Harold was too moved to answer, so he shouldered his last load of treasure and limped off with it to the house. Mrs. Jobson and her talkative niece were up now, but they did not happen to see him, and he reached his room unnoticed. He poured the last bagful of gold into the chest, smoothed it down, shut the lid and locked it. Then as he was, covered with filth and grime, bruised and bleeding, his hair flying wildly about his face, he sat down upon it, and from his heart thanked heaven for the wonderful thing that had happened to him.
So exhausted was he that he nearly fell asleep as he sat, but remembering himself rose, and taking the parchment from his pocket cut the faded silk with which it was tied and opened it.

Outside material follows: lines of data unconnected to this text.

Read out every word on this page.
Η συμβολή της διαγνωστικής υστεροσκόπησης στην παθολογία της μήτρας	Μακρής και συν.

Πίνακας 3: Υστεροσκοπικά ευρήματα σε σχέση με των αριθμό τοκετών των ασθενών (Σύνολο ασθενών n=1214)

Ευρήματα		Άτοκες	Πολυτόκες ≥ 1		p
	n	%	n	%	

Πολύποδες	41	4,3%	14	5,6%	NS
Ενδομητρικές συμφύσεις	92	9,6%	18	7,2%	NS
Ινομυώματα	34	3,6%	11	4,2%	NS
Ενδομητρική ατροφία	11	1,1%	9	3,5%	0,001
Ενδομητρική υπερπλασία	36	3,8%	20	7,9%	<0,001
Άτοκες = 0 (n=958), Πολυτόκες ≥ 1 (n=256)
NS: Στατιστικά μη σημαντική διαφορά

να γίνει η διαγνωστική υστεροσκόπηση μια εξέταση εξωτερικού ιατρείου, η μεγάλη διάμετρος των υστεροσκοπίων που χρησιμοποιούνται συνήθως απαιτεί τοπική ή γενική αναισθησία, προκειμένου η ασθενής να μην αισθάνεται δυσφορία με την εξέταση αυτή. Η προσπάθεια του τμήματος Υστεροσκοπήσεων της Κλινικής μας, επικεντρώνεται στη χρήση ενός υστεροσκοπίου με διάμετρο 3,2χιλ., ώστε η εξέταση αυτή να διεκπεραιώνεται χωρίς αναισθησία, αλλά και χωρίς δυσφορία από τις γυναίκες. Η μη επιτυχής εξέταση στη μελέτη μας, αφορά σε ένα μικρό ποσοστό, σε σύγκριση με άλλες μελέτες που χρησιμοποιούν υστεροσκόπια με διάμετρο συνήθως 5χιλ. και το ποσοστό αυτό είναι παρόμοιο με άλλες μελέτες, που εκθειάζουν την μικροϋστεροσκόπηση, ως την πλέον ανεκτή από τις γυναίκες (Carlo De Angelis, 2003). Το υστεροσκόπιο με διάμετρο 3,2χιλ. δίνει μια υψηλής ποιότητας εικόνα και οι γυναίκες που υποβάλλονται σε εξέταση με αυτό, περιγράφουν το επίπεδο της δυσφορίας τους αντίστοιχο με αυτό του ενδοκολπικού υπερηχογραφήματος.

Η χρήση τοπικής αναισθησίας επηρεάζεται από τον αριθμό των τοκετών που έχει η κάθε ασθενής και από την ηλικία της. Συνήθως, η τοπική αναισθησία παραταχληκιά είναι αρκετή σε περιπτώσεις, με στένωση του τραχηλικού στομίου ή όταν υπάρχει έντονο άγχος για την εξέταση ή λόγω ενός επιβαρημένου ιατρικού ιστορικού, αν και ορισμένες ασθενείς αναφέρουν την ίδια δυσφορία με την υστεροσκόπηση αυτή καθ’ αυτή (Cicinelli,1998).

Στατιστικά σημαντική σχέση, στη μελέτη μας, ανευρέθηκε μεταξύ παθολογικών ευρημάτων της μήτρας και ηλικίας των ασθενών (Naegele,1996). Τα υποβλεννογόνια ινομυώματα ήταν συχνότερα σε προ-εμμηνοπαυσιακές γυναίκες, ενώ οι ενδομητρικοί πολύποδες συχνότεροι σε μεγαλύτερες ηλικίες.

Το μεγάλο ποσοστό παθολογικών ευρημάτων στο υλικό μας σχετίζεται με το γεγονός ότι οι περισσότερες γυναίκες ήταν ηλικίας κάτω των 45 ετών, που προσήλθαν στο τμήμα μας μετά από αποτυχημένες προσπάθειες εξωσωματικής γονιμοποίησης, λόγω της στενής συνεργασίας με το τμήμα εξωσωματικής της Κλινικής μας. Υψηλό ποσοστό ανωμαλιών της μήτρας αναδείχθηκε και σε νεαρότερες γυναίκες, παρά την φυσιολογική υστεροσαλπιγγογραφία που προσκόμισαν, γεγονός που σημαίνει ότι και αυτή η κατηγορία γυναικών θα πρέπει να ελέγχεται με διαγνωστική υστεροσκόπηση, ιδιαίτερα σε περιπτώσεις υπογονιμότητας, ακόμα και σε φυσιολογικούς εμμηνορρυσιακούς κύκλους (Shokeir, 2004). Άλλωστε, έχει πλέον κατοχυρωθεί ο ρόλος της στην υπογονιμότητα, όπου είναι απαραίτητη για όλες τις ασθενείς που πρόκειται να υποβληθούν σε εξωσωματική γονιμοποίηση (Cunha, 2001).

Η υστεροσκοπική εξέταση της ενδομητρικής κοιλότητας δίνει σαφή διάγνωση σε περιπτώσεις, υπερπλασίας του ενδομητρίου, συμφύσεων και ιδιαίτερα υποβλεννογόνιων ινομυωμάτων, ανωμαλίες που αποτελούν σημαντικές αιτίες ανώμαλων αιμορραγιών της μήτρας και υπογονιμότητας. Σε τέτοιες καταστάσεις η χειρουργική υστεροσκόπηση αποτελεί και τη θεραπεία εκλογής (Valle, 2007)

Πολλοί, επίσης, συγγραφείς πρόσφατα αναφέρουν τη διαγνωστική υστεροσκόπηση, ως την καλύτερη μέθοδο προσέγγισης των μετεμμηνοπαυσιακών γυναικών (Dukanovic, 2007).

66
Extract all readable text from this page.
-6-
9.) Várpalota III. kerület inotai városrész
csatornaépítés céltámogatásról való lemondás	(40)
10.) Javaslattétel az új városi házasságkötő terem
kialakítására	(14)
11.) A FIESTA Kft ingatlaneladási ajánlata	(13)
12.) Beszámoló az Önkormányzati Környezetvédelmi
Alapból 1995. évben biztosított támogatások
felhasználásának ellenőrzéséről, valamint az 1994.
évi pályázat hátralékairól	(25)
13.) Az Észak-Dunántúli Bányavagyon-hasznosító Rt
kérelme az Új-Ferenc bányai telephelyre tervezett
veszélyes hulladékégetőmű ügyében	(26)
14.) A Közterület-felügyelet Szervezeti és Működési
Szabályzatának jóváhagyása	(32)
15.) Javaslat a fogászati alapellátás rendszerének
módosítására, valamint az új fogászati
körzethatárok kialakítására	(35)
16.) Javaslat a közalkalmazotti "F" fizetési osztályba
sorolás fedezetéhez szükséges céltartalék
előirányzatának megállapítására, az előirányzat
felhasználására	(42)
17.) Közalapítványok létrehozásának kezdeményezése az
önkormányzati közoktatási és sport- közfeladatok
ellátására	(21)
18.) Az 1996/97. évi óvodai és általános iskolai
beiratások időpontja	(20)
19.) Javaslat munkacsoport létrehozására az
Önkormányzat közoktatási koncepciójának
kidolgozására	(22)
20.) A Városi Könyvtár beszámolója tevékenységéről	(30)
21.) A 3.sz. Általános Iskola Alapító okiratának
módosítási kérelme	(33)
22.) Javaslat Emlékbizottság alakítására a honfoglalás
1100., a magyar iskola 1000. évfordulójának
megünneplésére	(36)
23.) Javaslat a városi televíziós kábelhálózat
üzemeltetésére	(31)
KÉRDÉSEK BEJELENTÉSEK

On it was a short inscription in the same crabbed writing which he had seen in the old Bible that Ida had found.
It ran as follows:
“Seeing that the times be so troublous that no man can be sure of his own, I, Sir James de la Molle, have brought together all my substance in money from wheresoever it lay at interest, and have hid the same in this sepulchre, to which I found the entry by a chance, till such time as peace come back to this unhappy England. This have I done on the early morn of Christmas Day, in the year of our Lord 1642, having ended the hiding of the gold while the great gale was blowing.
“James de la Molle.”
Thus on a long gone Christmas Day, in the hour of a great wind, was the gold hid, and now on this Christmas Day, when another great wind raged overhead, it was found again, in time to save a daughter of the house of de la Molle from a fate sore as death.
IDA GOES TO MEET HER FATE
Most people of a certain age and a certain degree of sensitiveness, in looking back down the vista of their lives, whereon memory’s melancholy light plays in fitful flashes like the alternate glow of a censer swung in the twilight of a tomb, can recall some one night of peculiar mental agony. It may have come when first we found ourselves face to face with the chill and hopeless horror of departed life; when, in our soul’s despair, we stretched out vain hands and wept, called and no answer came; when we kissed those beloved lips and shrunk aghast at contact with their clay, those lips more eloquent now in the rich pomp of their unutterable silence than in the brightest hour of their unsealing. It may have come when our honour and the hope of all our days lay at our feet shattered like a sherd on the world’s hard road. It may have come when she, the star of our youth, the type of completed beauty and woman’s most perfect measure, she who held the chalice of our hope, ruthlessly emptied and crushed it, and, as became a star, passed down our horizon’s ways to rise upon some other sky. It may have come when Brutus stabbed us, or when a child whom we had cherished struck us with a serpent-fang of treachery and left the poison to creep upon our heart. One way or another it has been with most of us, that long night of utter woe, and all will own that it is a ghastly thing to face.